I’m sure I’m missing something here, but I noticed some unexpected performance degradation in one of my queries. (Note that I’m replacing ? with 0 in MemSQL Studio just to run the Explain/Profile.) Let me call it Query 0:
select e from datoms_long
where p = 11
and e in (select e from datoms_ref
where p = 11
and a = ?
and v = ?)
and a = ?;
Same performance issue with a join approach (Query 1):
select datoms_long.e
from datoms_long
inner join
datoms_ref
on datoms_ref.p = 11
and datoms_long.p = 11
and datoms_ref.e = datoms_long.e
and datoms_long.a = ?
and datoms_ref.a = ?
and datoms_ref.v = ?;
Query 0 and Query 1 each take ~500ms, but if I break Query 0 into two parts (Queries 2 and 3), each part runs essentially instantaneously:
select e from datoms_ref
where p = 11
and a = ?
and v = ?;
select e from datoms_long
where p = 11
and e in (?, ?) -- output of `select e from datoms_ref ...`
and a = ?;
Each of the tables involved have the same indices:
index eav (e desc, a desc, v desc),
index av ( a desc, v desc),
index vv ( v desc),
constraint pk primary key (p desc, e desc, a desc, v desc),
shard key (p)
The Profile shows Queries 0 and 1 doing a full table scan (~500K rows) every time even when using the primary key. By contrast, Queries 2 and 3 scan only 300 rows. Happy to post the output of explain etc.
Note that p = “partition” (distinct ~15 of these), e = “entity id” (distinct 100Ks of these), a = “attribute id” (distinct ~50 of these), and v = “value” (distinct 100Ks of these).
I’ve recently re-read up on the behavior of indexes in both MemSQL and MySQL, but I’ve got to be missing something fundamental here. Any ideas?
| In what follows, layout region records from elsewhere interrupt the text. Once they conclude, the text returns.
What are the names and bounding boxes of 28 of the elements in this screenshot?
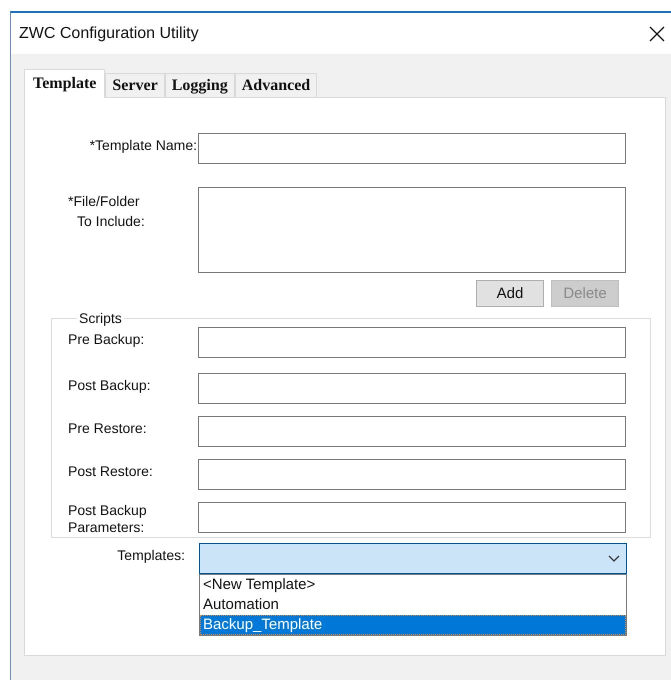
input-field[interactable]: [198, 502, 626, 533]
input-field[interactable]: [198, 327, 626, 358]
input-field[interactable]: [198, 416, 626, 447]
tab[interactable]: Advanced: [234, 73, 318, 97]
group-title: Scripts: [78, 310, 123, 326]
field-label: *Template Name:: [88, 136, 198, 155]
text-area[interactable]: [198, 187, 626, 273]
dropdown[interactable]: [199, 543, 627, 574]
tab[interactable]: Server: [105, 73, 165, 97]
input-field[interactable]: [198, 133, 626, 164]
dropdown-option[interactable]: <New Template>: [200, 575, 626, 595]
button[interactable]: Add: [476, 280, 544, 307]
tab[interactable]: Logging: [164, 73, 235, 97]
chevron-icon: [608, 554, 620, 562]
field-label: Post Restore:: [68, 462, 154, 480]
field-label: Post Backup:: [68, 376, 152, 394]
close-icon[interactable]: [649, 26, 665, 42]
input-field[interactable]: [198, 373, 626, 404]
tab[interactable]: Template: [24, 69, 106, 98]
field-label: Pre Restore:: [68, 419, 148, 437]
dropdown-option[interactable]: Backup_Template: [200, 615, 626, 635]
field-label: Pre Backup:: [68, 330, 146, 348]
field-label: *File/Folder To Include:: [67, 192, 146, 231]
input-field[interactable]: [198, 459, 626, 490]
window-title: ZWC Configuration Utility: [19, 24, 199, 42]
field-label: Post Backup Parameters:: [68, 502, 148, 536]
field-label: Templates:: [116, 546, 186, 565]
dropdown-option[interactable]: Automation: [200, 595, 626, 615]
I really appreciate your help!
—————
EDIT: I figured this out. First I went to EverSQL (super useful site by the way!) and when I pasted in the query above, with 0s instead of ?s, it said, among other things, “Avoid Implicit Casts When Searching for Strings … It’s recommended not to compare string columns to numeric values, as it will result in a cast that will prevent index usage.” This appears to have been exactly what was happening:
- I was using
0instead of e.g.convert(0, binary)in MemSQL Studio, which made the datatype of the parameter ambiguous and caused the query optimizer not to use the appropriate indexes, just as EverSQL said. - I was doing
.setObjectin JDBC which also made the datatype of the parameter ambiguous. However, interestingly, I still needed to wrap the param inconvert(..., binary)even after calling.setBytesin JDBC.
As a simple test, wrapping the params / 0s in convert(..., binary) made the query execute virtually instantly instead of doing a full table scan. Hooray for obscure index knowledge!